The Consumer Price Index for November 2023 showed that inflation continues to cool, but it may not be enough for the Federal Reserve to cut rates in early 2024 as the market anticipates. Headline inflation rose 0.1% month-on-month for November 2023 and 3.1% on an annual basis. That compares to the Fed’s 2% annual inflation target. When stripping out food and energy, which provides a less volatile measure of inflation, CPI saw a 0.3% month-on-month increase, or 4.0% on an annual basis. These figures were broadly in line with expectations from the Cleveland Fed nowcasts.
Underlying CPI Trends
The first trend is that U.S. inflation is clearly cooling and down significantly from the highs of 2021 to 2022. However, the question for the Fed is not if the economy is seeing lower inflation, but whether it is on track to return to the Fed’s 2% annual target. Here the Fed tends to analyze the constituent components of inflation.
Clearly, energy costs are falling, but the Fed tends to look through price swings there, even though that has helped lower inflation overall.
Shelter Costs
Next, shelter costs carry a high weight in the CPI series. So, price changes here are significant in moving the overall figures. Shelter costs were up 0.4% month-on-month for November and 6.5% annually. It’s likely shelter prices will need to cool further if inflation is to return to 2%.
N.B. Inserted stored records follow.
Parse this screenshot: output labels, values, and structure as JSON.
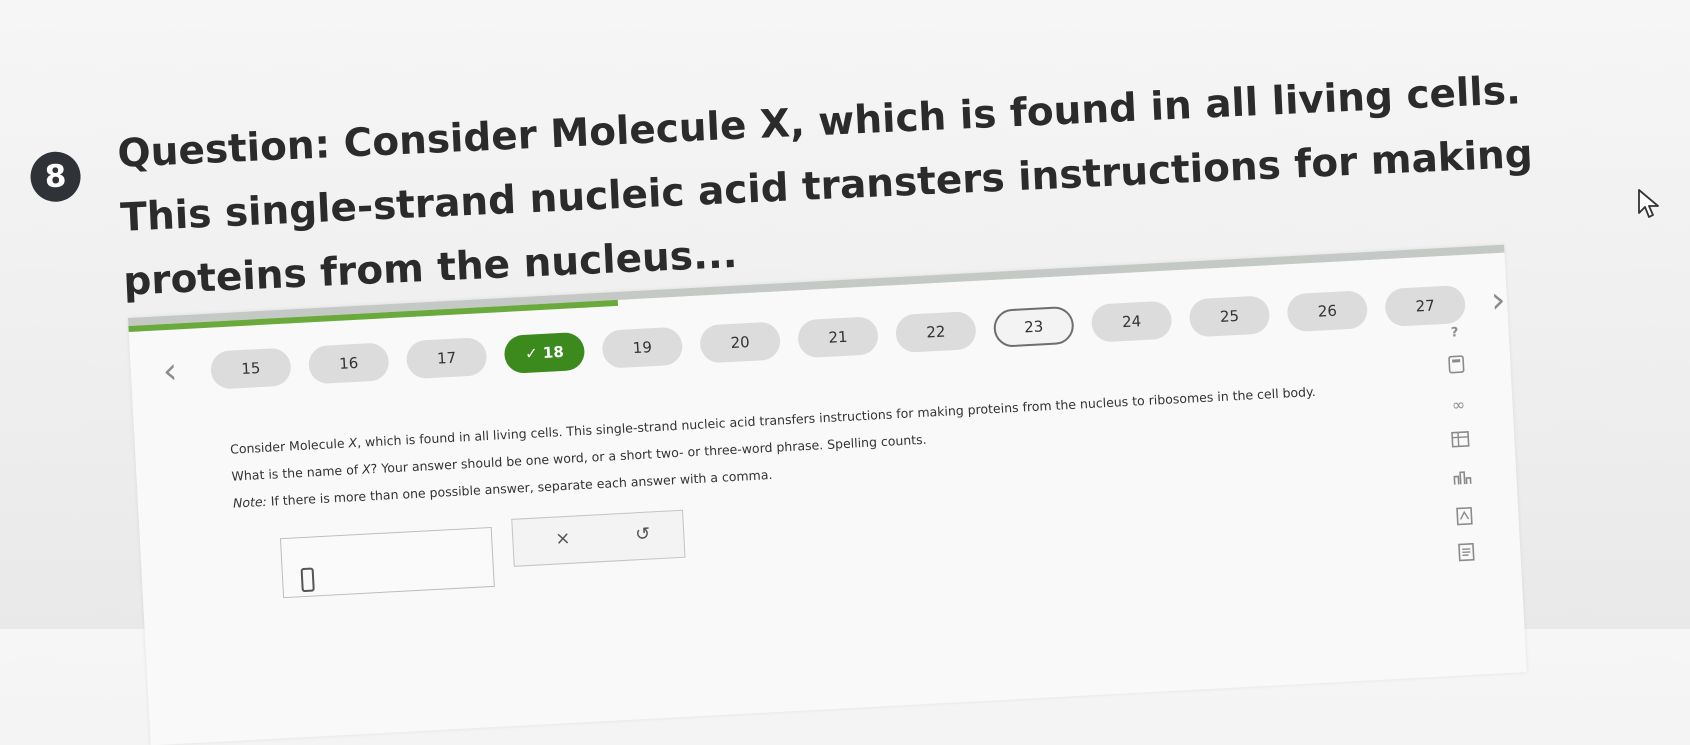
{
  "question": {
    "number": "8",
    "title": "Question: Consider Molecule X, which is found in all living cells. This single-strand nucleic acid transters instructions for making proteins from the nucleus..."
  },
  "nav": {
    "prev_icon": "chevron-left-icon",
    "next_icon": "chevron-right-icon",
    "pills": [
      {
        "label": "15",
        "state": "default"
      },
      {
        "label": "16",
        "state": "default"
      },
      {
        "label": "17",
        "state": "default"
      },
      {
        "label": "18",
        "state": "completed",
        "check": "✓"
      },
      {
        "label": "19",
        "state": "default"
      },
      {
        "label": "20",
        "state": "default"
      },
      {
        "label": "21",
        "state": "default"
      },
      {
        "label": "22",
        "state": "default"
      },
      {
        "label": "23",
        "state": "current"
      },
      {
        "label": "24",
        "state": "default"
      },
      {
        "label": "25",
        "state": "default"
      },
      {
        "label": "26",
        "state": "default"
      },
      {
        "label": "27",
        "state": "default"
      }
    ]
  },
  "content": {
    "prompt_part1": "Consider Molecule ",
    "prompt_var": "X",
    "prompt_part2": ", which is found in all living cells. This single-strand nucleic acid transfers instructions for making proteins from the nucleus to ribosomes in the cell body.",
    "question_part1": "What is the name of ",
    "question_var": "X",
    "question_part2": "? Your answer should be one word, or a short two- or three-word phrase. Spelling counts.",
    "note_label": "Note:",
    "note_text": " If there is more than one possible answer, separate each answer with a comma."
  },
  "answer": {
    "value": ""
  },
  "tools": {
    "clear_label": "×",
    "undo_label": "↺"
  },
  "sidebar": {
    "help": "?",
    "calculator": "calculator-icon",
    "infinity": "∞",
    "data_table": "table-icon",
    "periodic_table": "periodic-table-icon",
    "reference": "reference-icon",
    "notes": "notes-icon"
  },
  "colors": {
    "progress": "#6aaa3c",
    "completed": "#3c8a1e",
    "pill": "#dcdcdc"
  }
}
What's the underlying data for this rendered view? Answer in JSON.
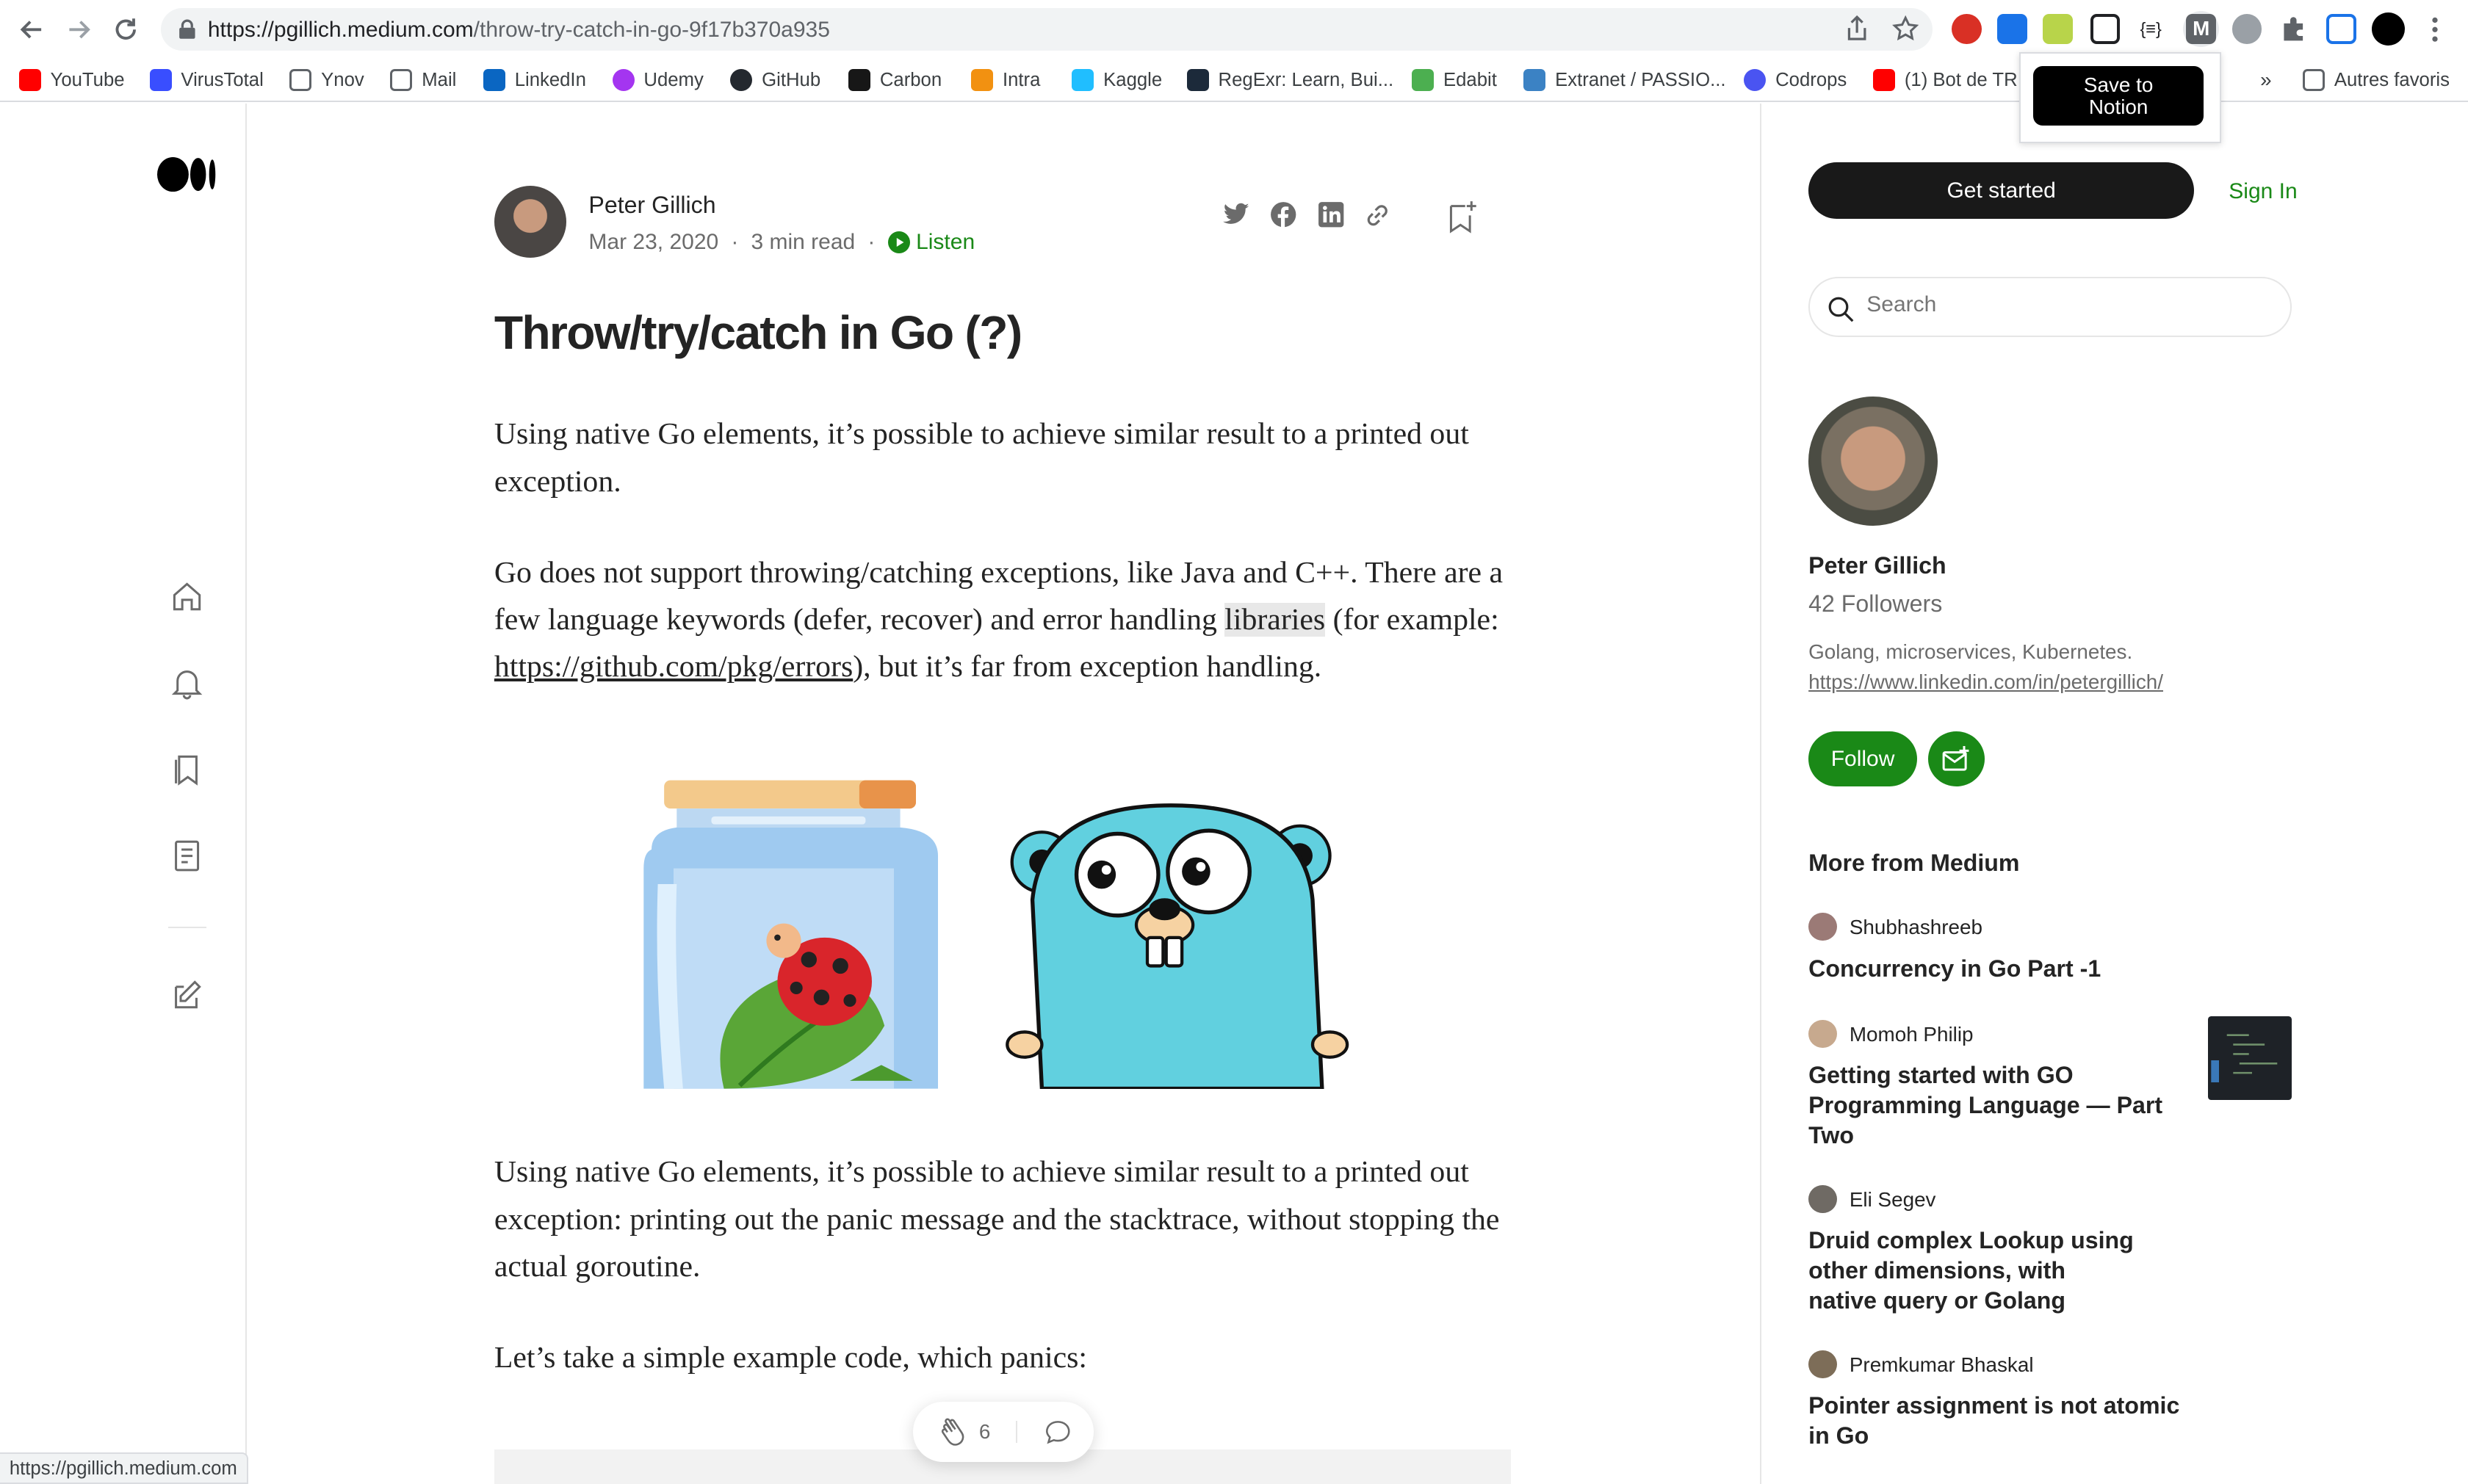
{
  "browser": {
    "url_host": "https://pgillich.medium.com",
    "url_path": "/throw-try-catch-in-go-9f17b370a935",
    "status_url": "https://pgillich.medium.com",
    "bookmarks": [
      "YouTube",
      "VirusTotal",
      "Ynov",
      "Mail",
      "LinkedIn",
      "Udemy",
      "GitHub",
      "Carbon",
      "Intra",
      "Kaggle",
      "RegExr: Learn, Bui...",
      "Edabit",
      "Extranet / PASSIO...",
      "Codrops",
      "(1) Bot de TR..."
    ],
    "more_bookmarks": "»",
    "other_bookmarks": "Autres favoris",
    "extension_popup": "Save to\nNotion"
  },
  "article": {
    "author": "Peter Gillich",
    "date": "Mar 23, 2020",
    "read_time": "3 min read",
    "listen": "Listen",
    "title": "Throw/try/catch in Go (?)",
    "p1": "Using native Go elements, it’s possible to achieve similar result to a printed out exception.",
    "p2_a": "Go does not support throwing/catching exceptions, like Java and C++. There are a few language keywords (defer, recover) and error handling ",
    "p2_hl": "libraries",
    "p2_b": " (for example: ",
    "p2_link": "https://github.com/pkg/errors",
    "p2_c": "), but it’s far from exception handling.",
    "p3": "Using native Go elements, it’s possible to achieve similar result to a printed out exception: printing out the panic message and the stacktrace, without stopping the actual goroutine.",
    "p4": "Let’s take a simple example code, which panics:",
    "clap_count": "6"
  },
  "sidebar": {
    "get_started": "Get started",
    "sign_in": "Sign In",
    "search_placeholder": "Search",
    "profile_name": "Peter Gillich",
    "followers": "42 Followers",
    "bio": "Golang, microservices, Kubernetes.",
    "bio_link": "https://www.linkedin.com/in/petergillich/",
    "follow": "Follow",
    "more_from": "More from Medium",
    "stories": [
      {
        "author": "Shubhashreeb",
        "title": "Concurrency in Go Part -1"
      },
      {
        "author": "Momoh Philip",
        "title": "Getting started with GO Programming Language — Part Two"
      },
      {
        "author": "Eli Segev",
        "title": "Druid complex Lookup using other dimensions, with native query or Golang"
      },
      {
        "author": "Premkumar Bhaskal",
        "title": "Pointer assignment is not atomic in Go"
      }
    ]
  },
  "colors": {
    "accent_green": "#1a8917",
    "follow_green": "#1a8917",
    "black_button": "#191919"
  }
}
So far, home prices have held up better than many expectations in the face of rising mortgage costs. It’s believed this is in part due to supply issues as those who locked in relatively cheap mortgages in recent years are looking to sell and see their mortgage costs rise significantly with a new home.
Goods Deflation
We’re now seeing the return of deflation in some goods, with the costs of apparel, new cars (though not used cars) and various foods, home goods and appliances falling in absolute terms month-on-month for November. This is helping bring down the overall inflation series. However, it remains to be seen how long this trend lasts.
Services Costs
The last major component the Fed tends to analyze is the cost of services. Here, prices have remained relatively high in certain categories as increased wages have fueled of service delivery costs. This applies to a range of diverse categories such as medical care, haircuts and funeral services. The Atlanta Fed’s Wage Growth Tracker reports annual wage growth of 5.2% for October. This somewhat parallels the housing trend in in that price growth is moderating but it remains higher than required for the Fed’s goal of 2% annual inflation.
Implications For Interest Rates
Inflation is generally moving lower. The question is: To what extent will the Fed ease up on interest rates prior to their 2% annual inflation goal being reached? The Fed may still be able to find fault with aspects of November’s CPI inflation figures as shelter costs and services remain elevated. However, this is increasingly offset by cooling prices elsewhere. Plus, separately, the jobs market and economic growth remain robust on recent reports.
Interest rates remain at restrictive levels. The Fed may still be able restrain prices from here without such high rates. In recent statements, the Fed has held the line on the possibility of further interest rate increases in certain circumstances. The market broadly disagrees that this will occur. Still, if inflation continues to cool, then the Fed may increasingly start to raise the prospect of rate cuts.